Instrumental Actualization

Instrumental actualization is first and foremost an approach to journalists’ news selection. The notion was formulated by Hans Mathias Kepplinger to explain the effect of journalists’ (political) opinions on news content. As an approach to news selection, instrumental actualization continues and complements approaches such as gatekeeping, news factors, and news values.

The theory of instrumental actualization makes four basic assumptions. First, it assumes that journalists hold opinions, share values, and advocate positions. Second, it holds that all (or most) events have inherent in them a political or conflict-related valence. That is to say, they are helpful for one side of a political issue, and bad for the other. For example, a news story on the failure of an educational program issued by an administration would provide the critics of this administration with arguments and be considered a challenge for its supporters. In other words, the central object of a conflict is linked to any number of events that have different instrumental qualities related (objectively or subjectively) to the central object. Thus, the instrumental quality of a news story is to be distinguished from its evaluation. Third, consciously or (much more often) subconsciously, journalists will ascribe a higher news value to stories that support their worldviews and conflict positions. According to the fourth assumption, the differential news values will show in the journalists’ news selection.

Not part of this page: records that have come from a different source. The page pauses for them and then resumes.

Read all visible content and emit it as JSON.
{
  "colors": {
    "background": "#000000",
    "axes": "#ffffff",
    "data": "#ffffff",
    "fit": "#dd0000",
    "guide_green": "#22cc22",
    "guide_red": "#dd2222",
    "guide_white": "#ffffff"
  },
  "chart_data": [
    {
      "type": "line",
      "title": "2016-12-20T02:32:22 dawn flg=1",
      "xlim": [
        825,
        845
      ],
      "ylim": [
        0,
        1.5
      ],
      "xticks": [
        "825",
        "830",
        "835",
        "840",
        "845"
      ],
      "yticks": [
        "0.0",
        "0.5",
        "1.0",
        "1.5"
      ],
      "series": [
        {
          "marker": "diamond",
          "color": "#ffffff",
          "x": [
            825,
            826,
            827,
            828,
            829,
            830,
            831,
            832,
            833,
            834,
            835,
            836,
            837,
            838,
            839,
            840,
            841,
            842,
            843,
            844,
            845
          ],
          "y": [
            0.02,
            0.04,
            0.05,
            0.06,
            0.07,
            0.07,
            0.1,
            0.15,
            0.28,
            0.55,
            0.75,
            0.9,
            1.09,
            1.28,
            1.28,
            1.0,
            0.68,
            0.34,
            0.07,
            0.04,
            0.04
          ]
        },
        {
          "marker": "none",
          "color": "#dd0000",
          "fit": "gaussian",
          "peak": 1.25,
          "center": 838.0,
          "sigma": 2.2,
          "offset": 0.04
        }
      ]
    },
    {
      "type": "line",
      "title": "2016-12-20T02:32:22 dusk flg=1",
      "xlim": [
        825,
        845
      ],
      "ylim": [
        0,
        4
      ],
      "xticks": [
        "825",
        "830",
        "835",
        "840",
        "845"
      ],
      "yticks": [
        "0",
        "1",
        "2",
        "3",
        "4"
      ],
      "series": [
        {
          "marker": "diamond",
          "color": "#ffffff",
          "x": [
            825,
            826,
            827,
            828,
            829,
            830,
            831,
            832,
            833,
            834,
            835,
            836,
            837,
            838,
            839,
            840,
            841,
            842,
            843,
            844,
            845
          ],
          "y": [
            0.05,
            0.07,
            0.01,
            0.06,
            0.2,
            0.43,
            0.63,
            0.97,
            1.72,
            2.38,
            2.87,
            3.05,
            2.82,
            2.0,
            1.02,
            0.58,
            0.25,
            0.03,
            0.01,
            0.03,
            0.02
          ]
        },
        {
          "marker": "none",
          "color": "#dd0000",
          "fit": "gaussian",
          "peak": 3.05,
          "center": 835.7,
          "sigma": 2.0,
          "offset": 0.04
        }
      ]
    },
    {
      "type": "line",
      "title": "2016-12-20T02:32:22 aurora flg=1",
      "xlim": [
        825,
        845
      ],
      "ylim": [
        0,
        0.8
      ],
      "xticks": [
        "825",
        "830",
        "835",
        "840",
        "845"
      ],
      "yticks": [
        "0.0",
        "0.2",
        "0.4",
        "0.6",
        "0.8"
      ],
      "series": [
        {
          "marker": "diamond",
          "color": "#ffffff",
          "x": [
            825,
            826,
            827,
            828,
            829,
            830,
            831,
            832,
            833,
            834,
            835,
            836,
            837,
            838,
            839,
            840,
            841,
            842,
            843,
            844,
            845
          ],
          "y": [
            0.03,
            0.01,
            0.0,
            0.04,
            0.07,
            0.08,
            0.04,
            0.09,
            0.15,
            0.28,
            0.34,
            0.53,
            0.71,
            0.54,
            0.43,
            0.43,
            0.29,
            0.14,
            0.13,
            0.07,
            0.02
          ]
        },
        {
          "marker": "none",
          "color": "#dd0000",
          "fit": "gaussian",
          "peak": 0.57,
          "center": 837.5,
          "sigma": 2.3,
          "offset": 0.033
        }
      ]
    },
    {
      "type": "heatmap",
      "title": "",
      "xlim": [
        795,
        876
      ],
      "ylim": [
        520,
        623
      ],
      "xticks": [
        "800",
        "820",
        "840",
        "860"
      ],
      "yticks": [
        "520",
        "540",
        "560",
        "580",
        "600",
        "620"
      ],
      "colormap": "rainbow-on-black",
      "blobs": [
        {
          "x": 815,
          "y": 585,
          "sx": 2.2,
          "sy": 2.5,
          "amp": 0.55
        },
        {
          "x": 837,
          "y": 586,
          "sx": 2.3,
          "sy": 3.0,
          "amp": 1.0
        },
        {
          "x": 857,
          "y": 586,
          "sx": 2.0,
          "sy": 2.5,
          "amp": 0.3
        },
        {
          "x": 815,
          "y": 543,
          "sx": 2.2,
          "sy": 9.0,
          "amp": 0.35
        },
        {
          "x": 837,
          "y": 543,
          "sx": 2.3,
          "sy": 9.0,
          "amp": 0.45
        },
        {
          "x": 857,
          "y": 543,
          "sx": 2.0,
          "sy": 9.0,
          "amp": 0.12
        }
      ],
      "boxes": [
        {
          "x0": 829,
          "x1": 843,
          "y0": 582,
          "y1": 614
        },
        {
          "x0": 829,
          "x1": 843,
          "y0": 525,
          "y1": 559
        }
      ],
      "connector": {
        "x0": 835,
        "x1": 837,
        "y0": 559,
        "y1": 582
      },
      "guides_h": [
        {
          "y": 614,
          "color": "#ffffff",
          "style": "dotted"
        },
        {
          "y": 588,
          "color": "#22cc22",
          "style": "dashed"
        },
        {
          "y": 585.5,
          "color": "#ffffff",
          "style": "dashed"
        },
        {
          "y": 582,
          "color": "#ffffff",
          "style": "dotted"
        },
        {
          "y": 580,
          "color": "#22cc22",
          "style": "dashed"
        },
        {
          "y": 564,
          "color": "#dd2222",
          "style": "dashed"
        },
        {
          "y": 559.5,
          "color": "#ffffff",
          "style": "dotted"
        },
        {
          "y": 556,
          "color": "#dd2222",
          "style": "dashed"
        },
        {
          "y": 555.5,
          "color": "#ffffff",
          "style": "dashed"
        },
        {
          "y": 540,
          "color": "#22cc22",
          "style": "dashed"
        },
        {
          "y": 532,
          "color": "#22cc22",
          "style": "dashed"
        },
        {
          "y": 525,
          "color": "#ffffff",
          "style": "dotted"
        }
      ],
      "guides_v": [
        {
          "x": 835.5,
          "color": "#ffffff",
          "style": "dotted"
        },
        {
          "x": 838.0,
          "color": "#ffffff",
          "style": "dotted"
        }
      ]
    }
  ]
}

The approach explains bias in the news on different levels: the individual journalist’s news selection, the selection decisions of a particular medium (if the journalists employed there share certain worldviews), and even the new content of a whole media system (if worldviews are not distributed evenly among a country’s news journalists). Rejecting the separation of news and commentary, this approach holds that the opinions of a newspaper’s writers will affect its news selection.

The development of the approach was inspired by Klaus Schönbach’s (1977) work on the synchronization of news and commentary. Other inspiration came from consistency theories, especially Milton Rosenberg’s (1956) variant, from earlier work on how the news media covered political conflicts, and from work on the effects of journalists’ opinions on media content.

Instrumental actualization was developed in the 1980s by Hans Mathias Kepplinger. The author used representative surveys among news journalists and quantitative content analyses of media content to prove his hypotheses. The surveys corroborated the hypothesis that the journalists’ own position on a political issue influenced the news value of issue-related news items. When presented with news items speaking either in favor of or against a certain issue position, the respondents significantly attributed a higher news value to those news items that were in line with their own issue position.

Content analyses of real media content, comparing editorials and news, showed that each newspaper tended to prefer news that was in line with its editorial position as expressed in the commentaries (“synchronization”). The newspapers also tended to prefer stories that were harmful to the issue position they did not share, rather than stories that were beneficial for their side in the issue. This latter finding contributes to media negativism and can be explained by the higher news value and higher credibility of negative stories, and by lower selectivity with regard to them.

According to these findings, different media positions on political issues and conflicts are thus created by giving different weight to them in the news, rather than by differently evaluating more or less similar events. Instrumental actualization thus becomes a strategy in efforts to affect the media coverage of a subject: Activists can get the media either to evaluate matters differently (strategy of revaluation) or to put matters more beneficial to the advocated position in the spotlight (strategy of instrumental actualization).

Several other results from content analyses that were not conducted in the framework of the theory of instrumental actualization can nevertheless be explained by this theory. An example is the instrumental use of experts in the news, that is, the tendency of media to give space and airtime to experts who share their views in conflicts (Lichter et al. 1986; Hagen 1992).

References:

  1. Hagen, L. (1992). Die opportunen Zeugen: Konstruktionsmechanismen von Bias in der Zeitungsberichterstattung über die Volkszählungsdiskussion [The opportune witnesses: The construction of bias in newspaper coverage of the German census]. Publizistik, 37, 444 – 460.
  2. Kepplinger, H. M., Brosius, H.-B., & Staab, J. F. (1991a). Instrumental actualization: A theory of mediated conflicts. European Journal of Communication, 6, 263 –290.
  3. Kepplinger, H. M., Brosius, H.-B., & Staab, J. F. (1991b). Opinion formation in mediated conflicts and crises: A theory of cognitive-affective media effects. International Journal of Public Opinion Research, 3, 132 –156.
  4. Lichter, S. R., Rothman, S., & Lichter, L. S. (1986). The media elite. America’s new powerbrokers. Bethesda: Adler and Adler.
  5. Rosenberg, M. J. (1956). Cognitive structure and attitudinal affect. Journal of Abnormal and Social Psychology, 53, 367–372.
  6. Schönbach, K. (1977). Trennung von Nachricht und Meinung: Empirische Untersuchung eines journalistischen Qualitätskriteriums [Separation of news and opinion: Empirical study of a journalistic quality criterion]. Freiburg and Munich: Alber.